Maybe it was the anonymity of the darkness. Or maybe the revelation that he wasn’t as deliriously happy as his airbrushed photos and multi-million dollar mansion would have you believe. But I found myself asking the question that had been plaguing me since I was first assigned to Wedding Watch.
“Why are you marrying Jamie Lee?”
There was a pause. Too long of a pause. Before he answered with, “What do you mean?”
“Do you love her?” I told myself it was the newshound in me asking, not the woman who’d just been sharing her deepest darkest secrets with him in bed in the dark.
“Jamie Lee is a great girl,” he said.
“She is,” I agreed. Though I noticed he didn’t actually answer my question.
“I mean, what guy wouldn’t want to be with her, right?”
“Right. You’re the perfect couple.” I should know. I’d used that exact phrase enough times in the Informer over the past few weeks.
“Yeah. Perfect.”
I bit my lip. Nothing more to say, really. I closed my eyes, ignoring the odd letdown in my chest.
“Hey, Cam?”
“Yeah?” I asked. A little too breathlessly, I realized in hindsight.
“Goodnight.”
“Goodnight, Trace,” I answered back. Then I closed my eyes.
And tried to ignore that persistent tingling.
Chapter Seventeen
I awoke early to the sound of Trace sawing logs in the bed next to me. I couldn’t help smiling. The movie star snored. Awesome.

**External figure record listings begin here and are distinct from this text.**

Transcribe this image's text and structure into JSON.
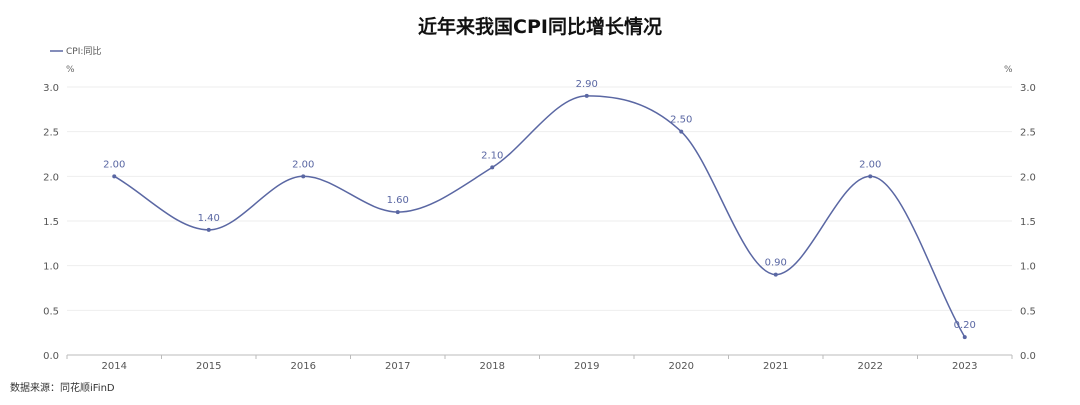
{
  "chart_data": {
    "type": "line",
    "title": "近年来我国CPI同比增长情况",
    "categories": [
      "2014",
      "2015",
      "2016",
      "2017",
      "2018",
      "2019",
      "2020",
      "2021",
      "2022",
      "2023"
    ],
    "series": [
      {
        "name": "CPI:同比",
        "values": [
          2.0,
          1.4,
          2.0,
          1.6,
          2.1,
          2.9,
          2.5,
          0.9,
          2.0,
          0.2
        ]
      }
    ],
    "data_labels": [
      "2.00",
      "1.40",
      "2.00",
      "1.60",
      "2.10",
      "2.90",
      "2.50",
      "0.90",
      "2.00",
      "0.20"
    ],
    "y_unit_left": "%",
    "y_unit_right": "%",
    "ylim": [
      0,
      3
    ],
    "yticks": [
      "0.0",
      "0.5",
      "1.0",
      "1.5",
      "2.0",
      "2.5",
      "3.0"
    ],
    "grid": true,
    "legend_position": "top-left",
    "line_color": "#5a67a3",
    "smooth": true
  },
  "source_text": "数据来源：同花顺iFinD"
}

I quietly slipped into the bathroom, showered, turned my underwear inside out, and redressed in my clothes from the previous day. Trace was still snoring when I emerged, so I slipped out of the room in search of coffee.
Downstairs the casino was already buzzing with die-hard gamblers. Or maybe I should say still buzzing, as most of them looked like they were on the tail end of their evening rather than the bright side of a brand new day – hair disheveled, clothes wrinkled, eyes bloodshot and unblinking as they stared at cards, dice, and slot machine screens.